Votre structure a été créée il y a trois ans pour œuvrer au renforcement de la cohésion sociale, mais on constate que les conflits fonciers et entre agriculteurs et éleveurs persistent notamment à l’Ouest et au Nord du pays. Alors on est tenté de se demander quel est votre le bilan des activités que vous avez menées en faveur de la paix et de la cohésion sociale ?

Sur le bilan, je pense que nous ne pouvons pas nous juger. Mais le baromètre c’est les Ivoiriens. Je pense que le bilan est positif. Dans la mesure où il fut un moment où il y avait des conflits chaque jour. Les conflits continuent, comme vous le  dites avec les conflits fonciers et autres. Mais, les conflits se sont atténués. Nous parcourons l’ensemble du territoire. Les conflits fonciers, faisant allusion aux agriculteurs-éleveurs, entre agriculteurs et les populations, à propos de la gestion des terres, de lots, etc. Les conflits, de mon point de vue, se sont atténués. Il y a des jours où on ne pouvait pas circuler. Aujourd’hui, on peut circuler sur l’ensemble du territoire national. Il y avait des catégorisations qui se faisaient, en tout cas de façon ouverte, qui ne se font plus. Avant, il y avait les pros-Gbagbo, les pros-Ouattara. Celui-là c’est un dioula, etc. Même si cela se fait, ce n’est plus au grand jour comme par le passé.

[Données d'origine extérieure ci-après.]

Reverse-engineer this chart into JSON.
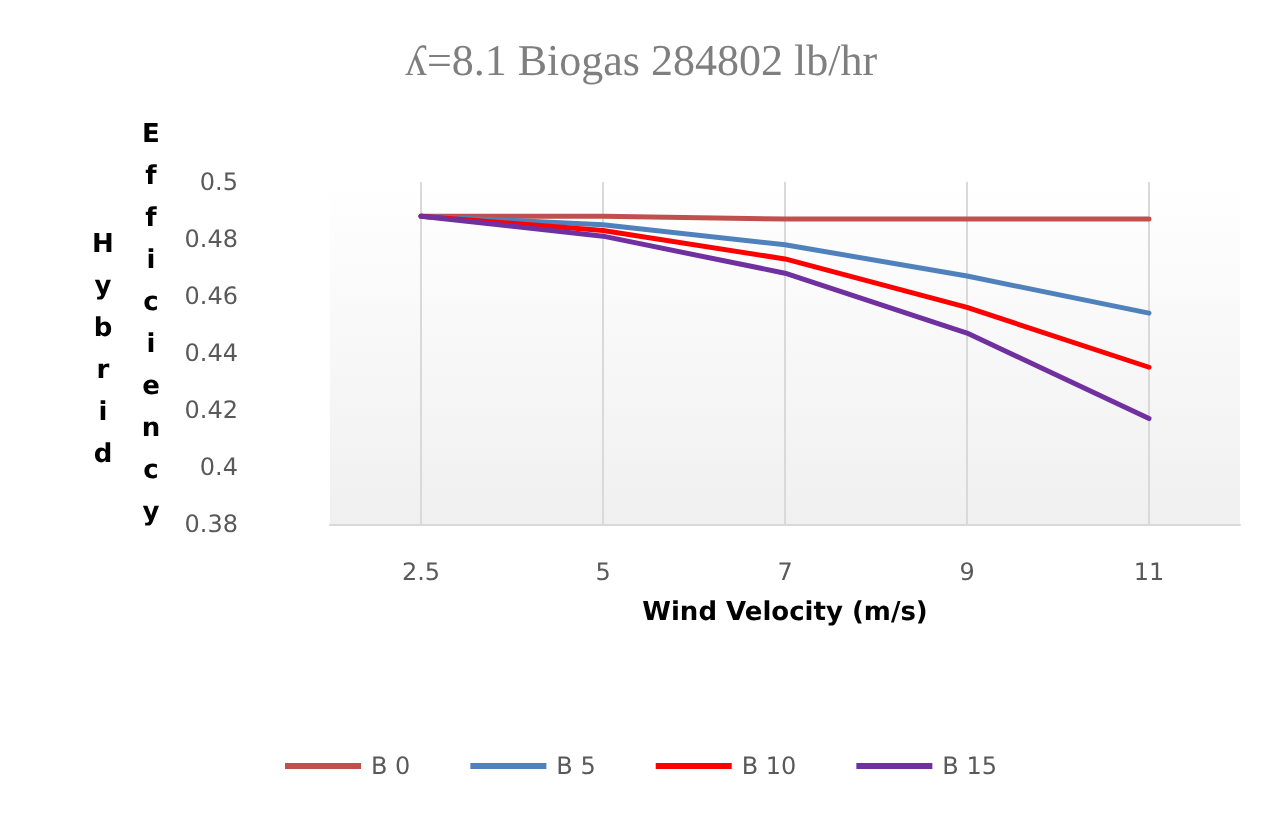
{
  "chart_data": {
    "type": "line",
    "title": "ʎ=8.1 Biogas 284802 lb/hr",
    "xlabel": "Wind Velocity (m/s)",
    "ylabel": "Hybrid Efficiency",
    "categories": [
      "2.5",
      "5",
      "7",
      "9",
      "11"
    ],
    "series": [
      {
        "name": "B 0",
        "color": "#c0504d",
        "values": [
          0.488,
          0.488,
          0.487,
          0.487,
          0.487
        ]
      },
      {
        "name": "B 5",
        "color": "#4f81bd",
        "values": [
          0.488,
          0.485,
          0.478,
          0.467,
          0.454
        ]
      },
      {
        "name": "B 10",
        "color": "#ff0000",
        "values": [
          0.488,
          0.483,
          0.473,
          0.456,
          0.435
        ]
      },
      {
        "name": "B 15",
        "color": "#7030a0",
        "values": [
          0.488,
          0.481,
          0.468,
          0.447,
          0.417
        ]
      }
    ],
    "ylim": [
      0.38,
      0.5
    ],
    "yticks": [
      0.38,
      0.4,
      0.42,
      0.44,
      0.46,
      0.48,
      0.5
    ],
    "grid": "x",
    "legend": "bottom",
    "marker": "none",
    "line_style": "solid"
  }
}
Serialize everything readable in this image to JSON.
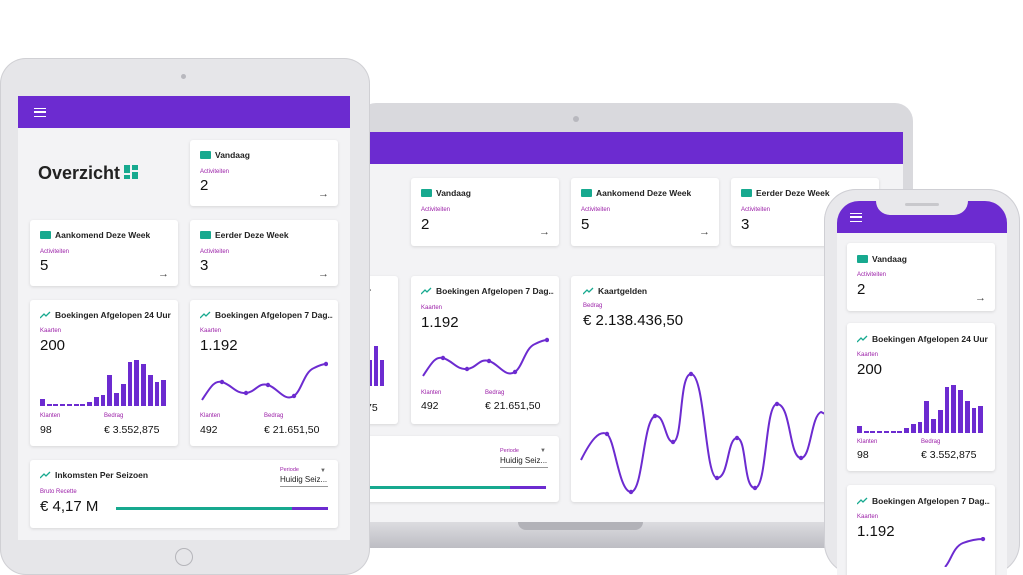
{
  "colors": {
    "primary": "#6c2bd0",
    "accent": "#17a98f",
    "label": "#9b1fa8"
  },
  "icons": {
    "menu": "hamburger-icon",
    "ticket": "ticket-icon",
    "trend": "trending-up-icon",
    "grid": "dashboard-grid-icon",
    "arrow": "arrow-right-icon"
  },
  "tablet": {
    "title": "Overzicht",
    "today": {
      "title": "Vandaag",
      "label": "Activiteiten",
      "value": "2"
    },
    "upcoming": {
      "title": "Aankomend Deze Week",
      "label": "Activiteiten",
      "value": "5"
    },
    "earlier": {
      "title": "Eerder Deze Week",
      "label": "Activiteiten",
      "value": "3"
    },
    "b24": {
      "title": "Boekingen Afgelopen 24 Uur",
      "label": "Kaarten",
      "value": "200",
      "clients_label": "Klanten",
      "clients": "98",
      "amount_label": "Bedrag",
      "amount": "€ 3.552,875"
    },
    "b7": {
      "title": "Boekingen Afgelopen 7 Dag...",
      "label": "Kaarten",
      "value": "1.192",
      "clients_label": "Klanten",
      "clients": "492",
      "amount_label": "Bedrag",
      "amount": "€ 21.651,50"
    },
    "season": {
      "title": "Inkomsten Per Seizoen",
      "label": "Bruto Recette",
      "value": "€ 4,17 M",
      "period_label": "Periode",
      "period": "Huidig Seiz..."
    }
  },
  "laptop": {
    "today": {
      "title": "Vandaag",
      "label": "Activiteiten",
      "value": "2"
    },
    "upcoming": {
      "title": "Aankomend Deze Week",
      "label": "Activiteiten",
      "value": "5"
    },
    "earlier": {
      "title": "Eerder Deze Week",
      "label": "Activiteiten",
      "value": "3"
    },
    "partial": {
      "title": "r",
      "value": "75"
    },
    "b7": {
      "title": "Boekingen Afgelopen 7 Dag...",
      "label": "Kaarten",
      "value": "1.192",
      "clients_label": "Klanten",
      "clients": "492",
      "amount_label": "Bedrag",
      "amount": "€ 21.651,50"
    },
    "tickets": {
      "title": "Kaartgelden",
      "label": "Bedrag",
      "value": "€ 2.138.436,50",
      "edge": "E"
    },
    "season": {
      "period_label": "Periode",
      "period": "Huidig Seiz..."
    }
  },
  "phone": {
    "today": {
      "title": "Vandaag",
      "label": "Activiteiten",
      "value": "2"
    },
    "b24": {
      "title": "Boekingen Afgelopen 24 Uur",
      "label": "Kaarten",
      "value": "200",
      "clients_label": "Klanten",
      "clients": "98",
      "amount_label": "Bedrag",
      "amount": "€ 3.552,875"
    },
    "b7": {
      "title": "Boekingen Afgelopen 7 Dag...",
      "label": "Kaarten",
      "value": "1.192"
    }
  },
  "chart_data": [
    {
      "type": "bar",
      "name_ref": "bookings-24h",
      "values": [
        3,
        1,
        1,
        1,
        1,
        1,
        1,
        2,
        4,
        5,
        14,
        6,
        10,
        20,
        21,
        19,
        14,
        11,
        12
      ]
    },
    {
      "type": "line",
      "name_ref": "bookings-7d",
      "values": [
        2,
        6,
        4,
        5,
        3,
        8,
        12
      ]
    },
    {
      "type": "line",
      "name_ref": "ticket-revenue",
      "values": [
        4,
        6,
        1,
        9,
        7,
        8,
        2,
        13,
        2,
        9,
        3,
        7
      ]
    }
  ]
}
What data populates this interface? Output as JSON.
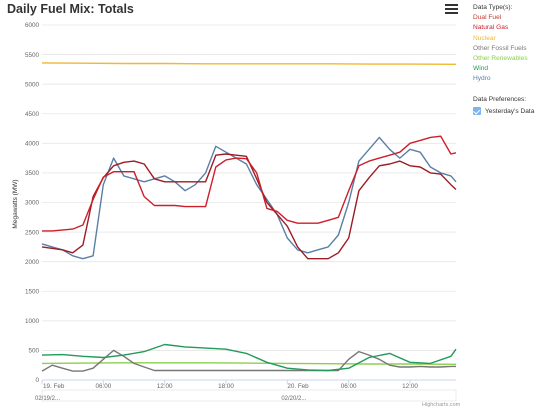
{
  "title": "Daily Fuel Mix: Totals",
  "menu_icon": "hamburger-menu-icon",
  "legend": {
    "header": "Data Type(s):",
    "items": [
      {
        "label": "Dual Fuel",
        "color": "#c0392b"
      },
      {
        "label": "Natural Gas",
        "color": "#cc1f2b"
      },
      {
        "label": "Nuclear",
        "color": "#f0b833"
      },
      {
        "label": "Other Fossil Fuels",
        "color": "#777777"
      },
      {
        "label": "Other Renewables",
        "color": "#8ccf4d"
      },
      {
        "label": "Wind",
        "color": "#229a5a"
      },
      {
        "label": "Hydro",
        "color": "#5a7fa6"
      }
    ]
  },
  "preferences": {
    "header": "Data Preferences:",
    "option_label": "Yesterday's Data",
    "checked": true
  },
  "credits": "Highcharts.com",
  "chart_data": {
    "type": "line",
    "title": "Daily Fuel Mix: Totals",
    "ylabel": "Megawatts (MW)",
    "xlabel": "",
    "ylim": [
      0,
      6000
    ],
    "yticks": [
      0,
      500,
      1000,
      1500,
      2000,
      2500,
      3000,
      3500,
      4000,
      4500,
      5000,
      5500,
      6000
    ],
    "ytick_labels": [
      "0",
      "500",
      "1000",
      "1500",
      "2000",
      "2500",
      "3000",
      "3500",
      "4000",
      "4500",
      "5000",
      "5500",
      "6000"
    ],
    "xlim": [
      0,
      40.5
    ],
    "xticks": [
      0,
      6,
      12,
      18,
      24,
      30,
      36
    ],
    "xtick_labels": [
      "19. Feb",
      "06:00",
      "12:00",
      "18:00",
      "20. Feb",
      "06:00",
      "12:00"
    ],
    "navigator_labels": [
      "02/19/2...",
      "02/20/2..."
    ],
    "grid": true,
    "legend_position": "right",
    "series": [
      {
        "name": "Nuclear",
        "color": "#f0b833",
        "x": [
          0,
          4,
          8,
          12,
          16,
          20,
          24,
          28,
          32,
          36,
          40.5
        ],
        "y": [
          5360,
          5355,
          5350,
          5350,
          5345,
          5345,
          5345,
          5345,
          5340,
          5340,
          5335
        ]
      },
      {
        "name": "Natural Gas",
        "color": "#cc1f2b",
        "x": [
          0,
          1,
          3,
          4,
          5,
          6,
          7,
          8,
          9,
          10,
          11,
          12,
          13,
          14,
          15,
          16,
          17,
          18,
          19,
          20,
          21,
          22,
          23,
          24,
          25,
          26,
          27,
          28,
          29,
          30,
          31,
          32,
          33,
          34,
          35,
          36,
          37,
          38,
          39,
          40,
          40.5
        ],
        "y": [
          2520,
          2520,
          2550,
          2620,
          3050,
          3430,
          3520,
          3520,
          3520,
          3100,
          2950,
          2950,
          2950,
          2930,
          2930,
          2930,
          3600,
          3720,
          3750,
          3740,
          3500,
          2900,
          2850,
          2700,
          2650,
          2650,
          2650,
          2700,
          2750,
          3200,
          3620,
          3700,
          3750,
          3800,
          3850,
          4000,
          4050,
          4100,
          4120,
          3820,
          3840
        ]
      },
      {
        "name": "Dual Fuel",
        "color": "#9c1c24",
        "x": [
          0,
          2,
          3,
          4,
          5,
          6,
          7,
          8,
          9,
          10,
          11,
          12,
          13,
          14,
          15,
          16,
          17,
          18,
          19,
          20,
          21,
          22,
          23,
          24,
          25,
          26,
          27,
          28,
          29,
          30,
          31,
          32,
          33,
          34,
          35,
          36,
          37,
          38,
          39,
          40,
          40.5
        ],
        "y": [
          2250,
          2200,
          2150,
          2280,
          3100,
          3420,
          3620,
          3680,
          3700,
          3650,
          3400,
          3350,
          3350,
          3350,
          3350,
          3350,
          3800,
          3820,
          3800,
          3780,
          3400,
          3000,
          2800,
          2600,
          2250,
          2050,
          2050,
          2050,
          2150,
          2400,
          3200,
          3420,
          3620,
          3650,
          3700,
          3620,
          3600,
          3500,
          3480,
          3300,
          3220
        ]
      },
      {
        "name": "Hydro",
        "color": "#5a7fa6",
        "x": [
          0,
          1,
          2,
          3,
          4,
          5,
          6,
          7,
          8,
          9,
          10,
          11,
          12,
          13,
          14,
          15,
          16,
          17,
          18,
          19,
          20,
          21,
          22,
          23,
          24,
          25,
          26,
          27,
          28,
          29,
          30,
          31,
          32,
          33,
          34,
          35,
          36,
          37,
          38,
          39,
          40,
          40.5
        ],
        "y": [
          2300,
          2250,
          2200,
          2100,
          2050,
          2100,
          3300,
          3750,
          3450,
          3400,
          3350,
          3400,
          3450,
          3350,
          3200,
          3300,
          3500,
          3950,
          3850,
          3750,
          3650,
          3300,
          3050,
          2800,
          2400,
          2200,
          2150,
          2200,
          2250,
          2450,
          3000,
          3700,
          3900,
          4100,
          3900,
          3750,
          3900,
          3850,
          3600,
          3500,
          3450,
          3350
        ]
      },
      {
        "name": "Wind",
        "color": "#229a5a",
        "x": [
          0,
          2,
          4,
          6,
          8,
          10,
          12,
          14,
          16,
          18,
          20,
          22,
          24,
          26,
          28,
          30,
          32,
          34,
          36,
          38,
          40,
          40.5
        ],
        "y": [
          420,
          430,
          400,
          380,
          420,
          480,
          600,
          560,
          540,
          520,
          450,
          300,
          200,
          170,
          160,
          200,
          380,
          450,
          300,
          280,
          400,
          520
        ]
      },
      {
        "name": "Other Renewables",
        "color": "#8ccf4d",
        "x": [
          0,
          4,
          8,
          12,
          16,
          20,
          24,
          28,
          32,
          36,
          40.5
        ],
        "y": [
          280,
          285,
          290,
          290,
          290,
          285,
          280,
          275,
          270,
          270,
          265
        ]
      },
      {
        "name": "Other Fossil Fuels",
        "color": "#777777",
        "x": [
          0,
          1,
          2,
          3,
          4,
          5,
          6,
          7,
          8,
          9,
          10,
          11,
          12,
          13,
          14,
          15,
          16,
          17,
          18,
          19,
          20,
          21,
          22,
          23,
          24,
          25,
          26,
          27,
          28,
          29,
          30,
          31,
          32,
          33,
          34,
          35,
          36,
          37,
          38,
          39,
          40,
          40.5
        ],
        "y": [
          150,
          250,
          200,
          150,
          150,
          200,
          350,
          500,
          400,
          280,
          220,
          160,
          160,
          160,
          160,
          160,
          160,
          160,
          160,
          160,
          160,
          160,
          160,
          160,
          160,
          160,
          160,
          160,
          160,
          160,
          350,
          480,
          420,
          350,
          250,
          220,
          220,
          230,
          220,
          220,
          230,
          230
        ]
      },
      {
        "name": "Dual Fuel",
        "color": "#c0392b",
        "x": [],
        "y": []
      }
    ]
  }
}
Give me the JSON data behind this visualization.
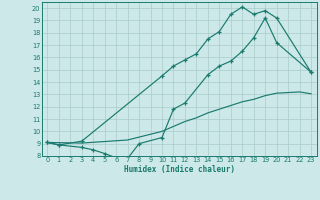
{
  "xlabel": "Humidex (Indice chaleur)",
  "bg_color": "#cce8e8",
  "line_color": "#1a7a6e",
  "grid_color": "#aacccc",
  "xlim": [
    -0.5,
    23.5
  ],
  "ylim": [
    8.0,
    20.5
  ],
  "yticks": [
    8,
    9,
    10,
    11,
    12,
    13,
    14,
    15,
    16,
    17,
    18,
    19,
    20
  ],
  "xticks": [
    0,
    1,
    2,
    3,
    4,
    5,
    6,
    7,
    8,
    9,
    10,
    11,
    12,
    13,
    14,
    15,
    16,
    17,
    18,
    19,
    20,
    21,
    22,
    23
  ],
  "line1_x": [
    0,
    1,
    3,
    10,
    11,
    12,
    13,
    14,
    15,
    16,
    17,
    18,
    19,
    20,
    23
  ],
  "line1_y": [
    9.1,
    8.9,
    9.2,
    14.5,
    15.3,
    15.8,
    16.3,
    17.5,
    18.1,
    19.5,
    20.1,
    19.5,
    19.8,
    19.2,
    14.8
  ],
  "line2_x": [
    0,
    1,
    3,
    4,
    5,
    6,
    7,
    8,
    10,
    11,
    12,
    14,
    15,
    16,
    17,
    18,
    19,
    20,
    23
  ],
  "line2_y": [
    9.1,
    8.9,
    8.7,
    8.5,
    8.2,
    7.85,
    7.8,
    9.0,
    9.5,
    11.8,
    12.3,
    14.6,
    15.3,
    15.7,
    16.5,
    17.6,
    19.2,
    17.2,
    14.8
  ],
  "line3_x": [
    0,
    3,
    7,
    10,
    11,
    12,
    13,
    14,
    15,
    16,
    17,
    18,
    19,
    20,
    21,
    22,
    23
  ],
  "line3_y": [
    9.1,
    9.05,
    9.3,
    10.0,
    10.4,
    10.8,
    11.1,
    11.5,
    11.8,
    12.1,
    12.4,
    12.6,
    12.9,
    13.1,
    13.15,
    13.2,
    13.05
  ]
}
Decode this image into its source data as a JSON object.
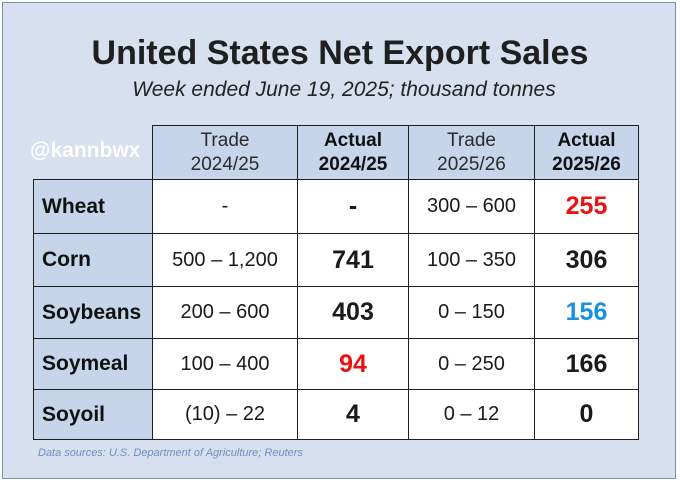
{
  "title": "United States Net Export Sales",
  "subtitle": "Week ended June 19, 2025; thousand tonnes",
  "watermark": "@kannbwx",
  "footnote": "Data sources: U.S. Department of Agriculture; Reuters",
  "columns": [
    {
      "line1": "Trade",
      "line2": "2024/25"
    },
    {
      "line1": "Actual",
      "line2": "2024/25"
    },
    {
      "line1": "Trade",
      "line2": "2025/26"
    },
    {
      "line1": "Actual",
      "line2": "2025/26"
    }
  ],
  "rows": [
    {
      "label": "Wheat",
      "trade_2425": "-",
      "actual_2425": "-",
      "trade_2526": "300 – 600",
      "actual_2526": "255"
    },
    {
      "label": "Corn",
      "trade_2425": "500 – 1,200",
      "actual_2425": "741",
      "trade_2526": "100 – 350",
      "actual_2526": "306"
    },
    {
      "label": "Soybeans",
      "trade_2425": "200 – 600",
      "actual_2425": "403",
      "trade_2526": "0 – 150",
      "actual_2526": "156"
    },
    {
      "label": "Soymeal",
      "trade_2425": "100 – 400",
      "actual_2425": "94",
      "trade_2526": "0 – 250",
      "actual_2526": "166"
    },
    {
      "label": "Soyoil",
      "trade_2425": "(10) – 22",
      "actual_2425": "4",
      "trade_2526": "0 – 12",
      "actual_2526": "0"
    }
  ],
  "colors": {
    "below_trade_range": "#ee1111",
    "within_trade_range": "#1a90e0",
    "header_fill": "#c6d5ea",
    "background": "#d6e0ee"
  }
}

Cette stigmatisation se fait peut-être sous cape, mais pas de façon visible comme cela se faisait à un moment donné. Pour moi, ce sont des résultats que nous pouvons inscrire à nos actifs.

Il y a également le fait que beaucoup de nos frères étaient exilés. Mais si vous regardez, sur 240.000 exilés, les 2/3 sont rentrés. Tout cela, ce sont des actions visibles mêmes souterraines que nous menons, pour que chaque Ivoirien puisse regagner son pays.  Aujourd’hui, il y a des gens qui sont à la frontière du Libéria et autres, prêts à rentrer, mais le virus Ebola avait freiné leur arrivée. Ils frappent à la porte, et bientôt ceux-là vont rentrer. Nous travaillons avec le SAARA, le service qui est au ministère des affaires étrangères. Régulièrement, les réfugiés rentraient au pays. Mais à cause de cette crise d’Ebola, certains sont encore là-bas.

Toujours à propos des exilés, vous voyez, le gros lot rentre ; même au niveau des cadres politiques, certains sont en train de renter. On a vu Marcel Gossio qui est rentré, et qui est même passé non seulement à l’écran, mais il s’est inscrit dans le train de la cohésion sociale et de la paix dans sa région. Il a passé un message, nous étions en mission avec l’ADDR, et les gens sont venus déposer des armes. Tout cela, ce sont des actes qui sont positifs, qui montrent que chacun a compris la leçon, en matière de paix et de cohésion sociale. Donc, le bilan, nous pouvons le multiplier comme ça.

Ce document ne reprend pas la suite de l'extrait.